The brief exchange resulted in no damage to either side. Most of I-168’s shells fell in the lagoon. The submarine submerged at 1:28, the Marine gunners ceased firing and Midway settled back into uneasy silence (Miracle 68). June 5, 1942, began for Midway’s defenders at 4:15 a.m., after Sand Island’s radio picked up a report from the submarine USS Tambor of a large enemy force possibly within striking distance. The Midway garrison still had every reason to believe that an invasion was imminent. Within 15 minutes, eight B-17s took off from Eastern Island to counter the threat.
The Army pilots could not locate the enemy ships in the early morning fog, and by 6:00 a.m. the B-17s were circling nearby Kure Atoll waiting for information. At 6:30, a Midway-based PBY reported, “Sighted 2 battleships bearing 256 degrees, distance 125 miles, course 268 degrees, speed 15.” Two minutes later the PBY added, “Ships damaged, streaming oil.” The Japanese ships were retreating, and the island’s defenders breathed a collective sigh of relief. Marine Aircraft Group 22 sent up two flights from VMSB-241, six Dauntlesses under Captain Marshall A. Tyler and six Vindicators led by Captain Richard E. Flemming, to attack! the two “battleships,” actually the heavy cruisers Mikuma and Mogami, damaged in a collision the night before. Forty-five minutes later, the Marine pilots spotted the oil slick left by the damaged cruisers and followed it to Mogami and Mikuma. Tyler led his six Dauntlesses into an attack on Mogami amid heavy anti-aircraft fire.

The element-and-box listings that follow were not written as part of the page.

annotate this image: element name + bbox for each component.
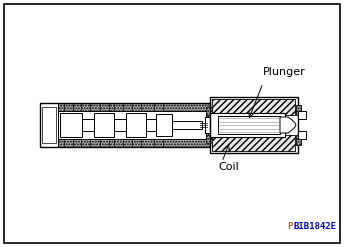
Polygon shape [280,117,296,133]
Bar [154,103,163,111]
Bar [42,107,56,143]
Bar [64,139,73,147]
Bar [172,121,202,129]
Bar [100,139,109,147]
Bar [296,135,301,145]
Bar [205,117,211,133]
Bar [206,107,212,115]
Bar [60,113,82,137]
Text: Plunger: Plunger [263,67,306,77]
Bar [298,111,306,119]
Bar [212,99,295,115]
Text: BIB1842E: BIB1842E [294,222,337,230]
Bar [40,103,58,147]
Bar [81,139,90,147]
Text: Coil: Coil [218,162,239,172]
Bar [81,103,90,111]
Bar [212,135,295,151]
Bar [100,103,109,111]
Bar [154,139,163,147]
Bar [82,119,94,131]
Bar [210,113,285,137]
Bar [132,139,141,147]
Bar [210,97,298,153]
Bar [208,113,216,137]
Bar [114,103,123,111]
Bar [114,119,126,131]
Bar [64,103,73,111]
Text: P: P [287,222,292,230]
Bar [298,131,306,139]
Bar [146,119,156,131]
Bar [58,111,206,139]
Bar [126,113,146,137]
Bar [94,113,114,137]
Bar [156,114,172,136]
Bar [218,116,280,134]
Bar [40,103,210,147]
Bar [40,103,210,147]
Bar [132,103,141,111]
Bar [114,139,123,147]
Bar [296,105,301,115]
Bar [206,135,212,143]
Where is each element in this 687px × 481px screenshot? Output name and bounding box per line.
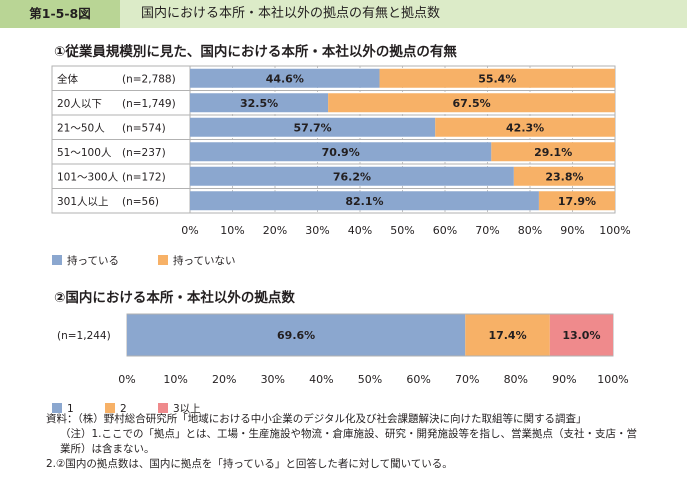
chart1-tick-label: 40%: [348, 224, 372, 237]
chart1-n-label: (n=1,749): [122, 98, 176, 110]
figure-header: 第1-5-8図 国内における本所・本社以外の拠点の有無と拠点数: [0, 0, 687, 28]
chart1-n-label: (n=2,788): [122, 73, 176, 85]
notes: 資料：（株）野村総合研究所「地域における中小企業のデジタル化及び社会課題解決に向…: [46, 412, 637, 472]
chart1-legend-label: 持っている: [67, 254, 119, 267]
chart2-legend-swatch: [158, 403, 168, 413]
chart2-n-label: (n=1,244): [57, 330, 111, 342]
chart1-bar: [435, 117, 615, 137]
chart2-tick-label: 80%: [504, 373, 528, 386]
chart1-title: ①従業員規模別に見た、国内における本所・本社以外の拠点の有無: [54, 44, 457, 60]
chart1-category-label: 20人以下: [57, 98, 102, 110]
chart1-legend-swatch: [158, 255, 168, 265]
chart1-tick-label: 20%: [263, 224, 287, 237]
chart2-legend-label: 3以上: [173, 403, 201, 415]
chart2-tick-label: 60%: [406, 373, 430, 386]
chart1-data-label: 42.3%: [506, 121, 544, 134]
chart2-legend-swatch: [52, 403, 62, 413]
chart1-data-label: 29.1%: [534, 146, 572, 159]
chart1-data-label: 82.1%: [345, 195, 383, 208]
note-1-cont: 業所）は含まない。: [60, 443, 155, 455]
note-1: （注）1.ここでの「拠点」とは、工場・生産施設や物流・倉庫施設、研究・開発施設等…: [60, 428, 638, 440]
chart1-tick-label: 90%: [560, 224, 584, 237]
figure-number: 第1-5-8図: [0, 0, 120, 28]
figure-title: 国内における本所・本社以外の拠点の有無と拠点数: [141, 6, 441, 21]
chart1-data-label: 55.4%: [478, 72, 516, 85]
chart1-category-label: 全体: [57, 72, 78, 85]
chart2-data-label: 17.4%: [488, 329, 526, 342]
chart2-legend-swatch: [105, 403, 115, 413]
chart1-tick-label: 10%: [220, 224, 244, 237]
chart1-data-label: 76.2%: [333, 170, 371, 183]
chart1-bar: [190, 142, 492, 162]
chart2-bar: [127, 314, 466, 356]
chart1-category-label: 21～50人: [57, 122, 105, 134]
chart2-tick-label: 30%: [261, 373, 285, 386]
chart2-legend-label: 2: [120, 403, 127, 415]
chart1-tick-label: 70%: [475, 224, 499, 237]
chart1-bar: [328, 93, 615, 113]
chart1-data-label: 70.9%: [322, 146, 360, 159]
chart2-data-label: 13.0%: [562, 329, 600, 342]
chart1-bar: [190, 68, 380, 88]
chart2-tick-label: 50%: [358, 373, 382, 386]
chart2-title: ②国内における本所・本社以外の拠点数: [54, 290, 295, 306]
chart2-tick-label: 20%: [212, 373, 236, 386]
chart2-tick-label: 10%: [163, 373, 187, 386]
chart1-data-label: 57.7%: [294, 121, 332, 134]
chart1-tick-label: 50%: [390, 224, 414, 237]
chart1-bar: [513, 166, 615, 186]
chart1-bar: [538, 191, 615, 211]
note-source: 資料：（株）野村総合研究所「地域における中小企業のデジタル化及び社会課題解決に向…: [46, 413, 587, 425]
chart1-bar: [190, 117, 436, 137]
chart1-bar: [379, 68, 615, 88]
chart2-tick-label: 0%: [118, 373, 135, 386]
chart1-data-label: 44.6%: [266, 72, 304, 85]
chart1-bar: [190, 166, 514, 186]
chart1-bar: [190, 93, 329, 113]
chart1-tick-label: 30%: [305, 224, 329, 237]
chart2-tick-label: 90%: [552, 373, 576, 386]
chart2-bar: [465, 314, 550, 356]
chart1-tick-label: 0%: [181, 224, 198, 237]
chart1-category-label: 301人以上: [57, 196, 109, 208]
chart2-legend-label: 1: [67, 403, 74, 415]
chart1-category-label: 101～300人: [57, 171, 119, 183]
chart1-n-label: (n=237): [122, 147, 166, 159]
chart1-tick-label: 100%: [599, 224, 630, 237]
chart1-bar: [190, 191, 539, 211]
chart2-tick-label: 100%: [597, 373, 628, 386]
chart1-category-label: 51～100人: [57, 147, 112, 159]
chart1-n-label: (n=574): [122, 122, 166, 134]
chart1-tick-label: 80%: [518, 224, 542, 237]
chart2-bar: [549, 314, 613, 356]
chart1-data-label: 32.5%: [240, 97, 278, 110]
chart1-n-label: (n=172): [122, 171, 166, 183]
note-2: 2.②国内の拠点数は、国内に拠点を「持っている」と回答した者に対して聞いている。: [46, 458, 453, 470]
chart1-n-label: (n=56): [122, 196, 159, 208]
chart1-legend-label: 持っていない: [173, 254, 235, 267]
chart1-legend-swatch: [52, 255, 62, 265]
chart1-data-label: 17.9%: [558, 195, 596, 208]
chart1-data-label: 23.8%: [545, 170, 583, 183]
chart1-data-label: 67.5%: [452, 97, 490, 110]
chart2-tick-label: 70%: [455, 373, 479, 386]
chart2-tick-label: 40%: [309, 373, 333, 386]
chart1-tick-label: 60%: [433, 224, 457, 237]
chart1-bar: [491, 142, 615, 162]
chart2-data-label: 69.6%: [277, 329, 315, 342]
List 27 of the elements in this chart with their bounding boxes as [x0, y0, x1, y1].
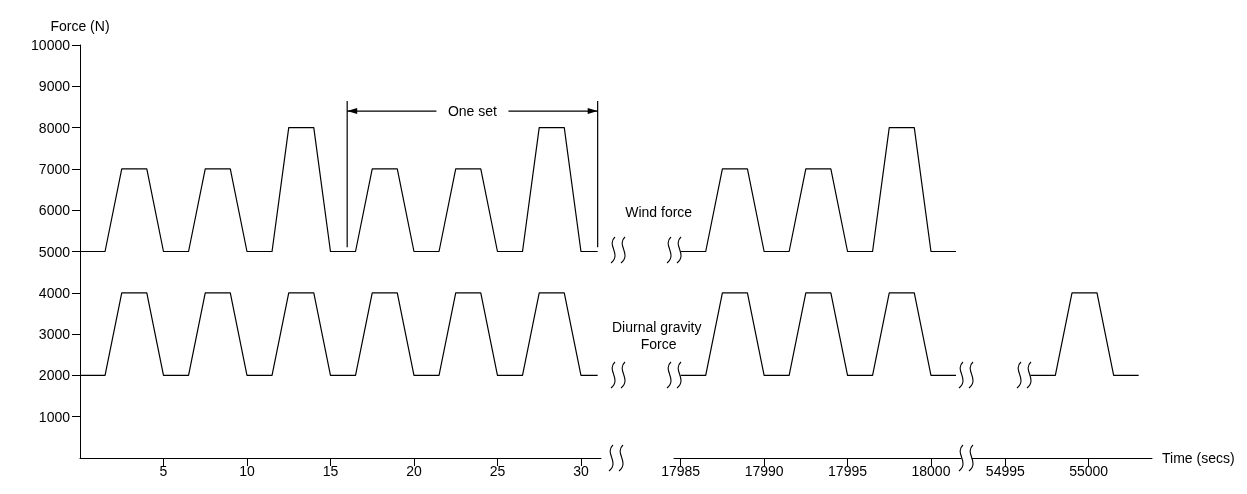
x-tick-label: 18000: [911, 463, 951, 479]
y-axis-title: Force (N): [50, 18, 110, 34]
x-tick-label: 17985: [661, 463, 701, 479]
x-tick-label: 5: [159, 463, 168, 479]
x-tick-label: 10: [239, 463, 255, 479]
y-tick-label: 9000: [38, 78, 71, 95]
y-tick-label: 5000: [38, 243, 71, 260]
x-tick-label: 30: [573, 463, 589, 479]
annotation: One set: [447, 103, 498, 120]
y-tick-label: 2000: [38, 367, 71, 384]
x-tick-label: 20: [406, 463, 422, 479]
x-tick-label: 15: [322, 463, 339, 479]
y-tick-label: 1000: [38, 408, 71, 425]
x-tick-label: 17990: [744, 463, 784, 479]
x-axis-title: Time (secs): [1162, 450, 1235, 466]
x-tick-label: 55000: [1069, 463, 1109, 479]
y-tick-label: 3000: [38, 326, 71, 343]
x-tick-label: 25: [489, 463, 506, 479]
y-tick-label: 6000: [38, 202, 71, 219]
x-tick-label: 54995: [985, 463, 1026, 479]
y-tick-label: 10000: [31, 37, 71, 53]
series-label: Wind force: [625, 203, 693, 220]
series-label: Diurnal gravity Force: [611, 318, 706, 352]
y-tick-label: 7000: [38, 160, 71, 177]
y-tick-label: 8000: [38, 119, 71, 136]
y-tick-label: 4000: [38, 284, 71, 301]
x-tick-label: 17995: [828, 463, 868, 479]
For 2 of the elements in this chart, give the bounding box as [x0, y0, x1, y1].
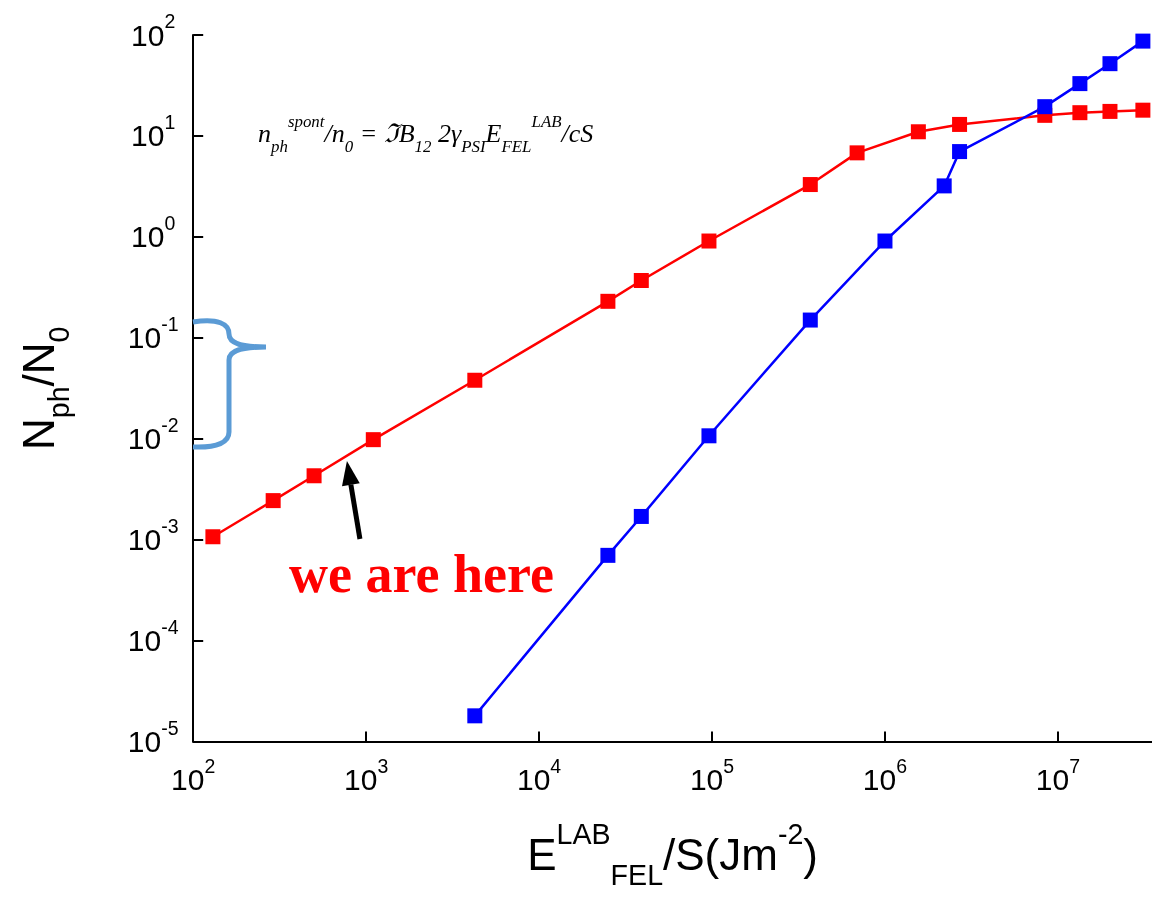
- y-axis-title: Nph/N0: [13, 326, 75, 451]
- annotation: we are here: [289, 544, 554, 605]
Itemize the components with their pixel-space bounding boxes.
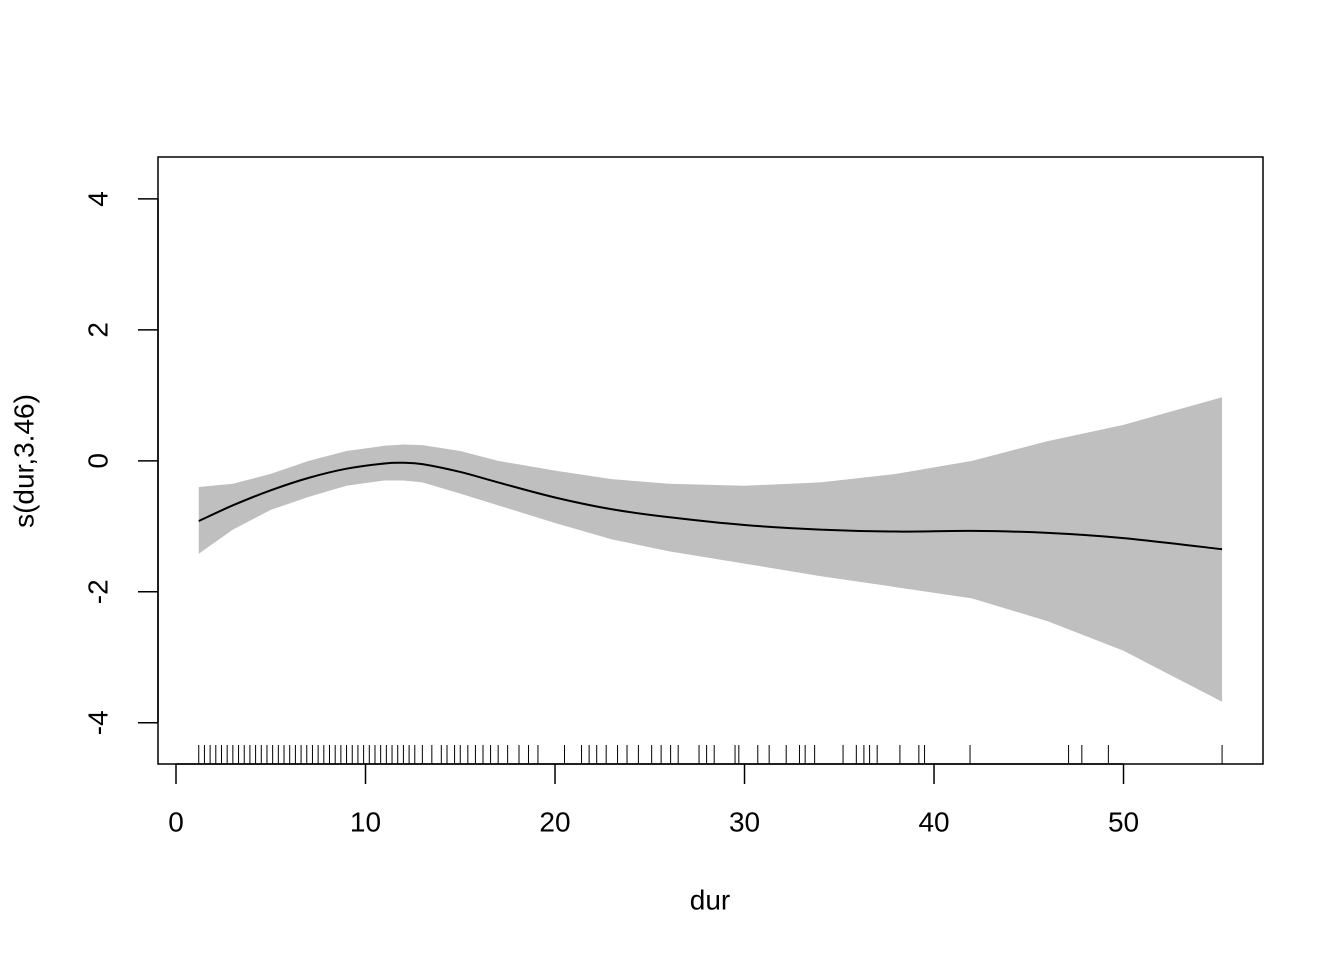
x-tick-label: 50 bbox=[1108, 806, 1139, 837]
x-tick-label: 30 bbox=[729, 806, 760, 837]
x-tick-label: 20 bbox=[539, 806, 570, 837]
y-tick-label: 2 bbox=[82, 322, 113, 338]
fit-line bbox=[198, 461, 1223, 551]
y-tick-label: 0 bbox=[82, 453, 113, 469]
y-tick-label: -4 bbox=[82, 710, 113, 735]
x-tick-label: 10 bbox=[350, 806, 381, 837]
confidence-band bbox=[198, 397, 1223, 702]
y-tick-label: -2 bbox=[82, 579, 113, 604]
x-tick-label: 0 bbox=[168, 806, 184, 837]
x-tick-label: 40 bbox=[918, 806, 949, 837]
y-tick-label: 4 bbox=[82, 191, 113, 207]
x-axis-label: dur bbox=[690, 884, 730, 915]
y-axis-label: s(dur,3.46) bbox=[8, 394, 39, 528]
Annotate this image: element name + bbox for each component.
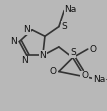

The Marines dropped their bombs, scoring a few near-misses. At 8:40, minutes after Tyler’s attack, Flemming led his Vindicators out of the sun, through heavy flak from the Japanese ships, against Mikuma. Captain Leon M. Williamson, a pilot in Flemming’s flight, saw Flemming’s engine smoking during his dive. As Flemming pulled out, his Vindicator burst into flames.
Flemming–either by accident or design–crashed his blazing Vindicator into Mikuma’s aft 8-inch gun turret. The crash started a fire that was sucked into the cruiser’s starboard engine room air intakes, suffocating the engineers. After the Marines finished their attacks, the eight B-17s from ! Midway, led by Lt. Col. Brooke Allen, appeared and dropped their bombs, scoring a near-miss on Mogami. The damaged cruisers continued limping westward, and Mikuma sank at sunset the next day after attacks by aircraft from Enterprise and Hornet.
At 10:45 on June 6, 1942, Captain Simard dispatched 26 B-17s from Midway in search of Japanese cruisers reported heading southwest. The bombers did not locate the cruisers, but six B-17s dropped their bombs on what they thought was a Japanese ship. The pilots reported that they had hit a cruiser, which “sunk in seconds.” It was actually the submarine USS Grayling, which submerged when the Flying Fortresses dropped their bombs. While Midway’s bombers continued attacking the retreating Japanese, Simard had his PBYs and PT-boats searching for downed pilots. Between June 4 and 9, Midway’s PBYs picked up 27 airmen. By June 7, it had become apparent that Midway was secure.
The island’s garrison, for all the damage it had suffered, had contributed its fair share to the victory over the Japanese. This Battle had ended the Japanese offensive in the pacific ocean.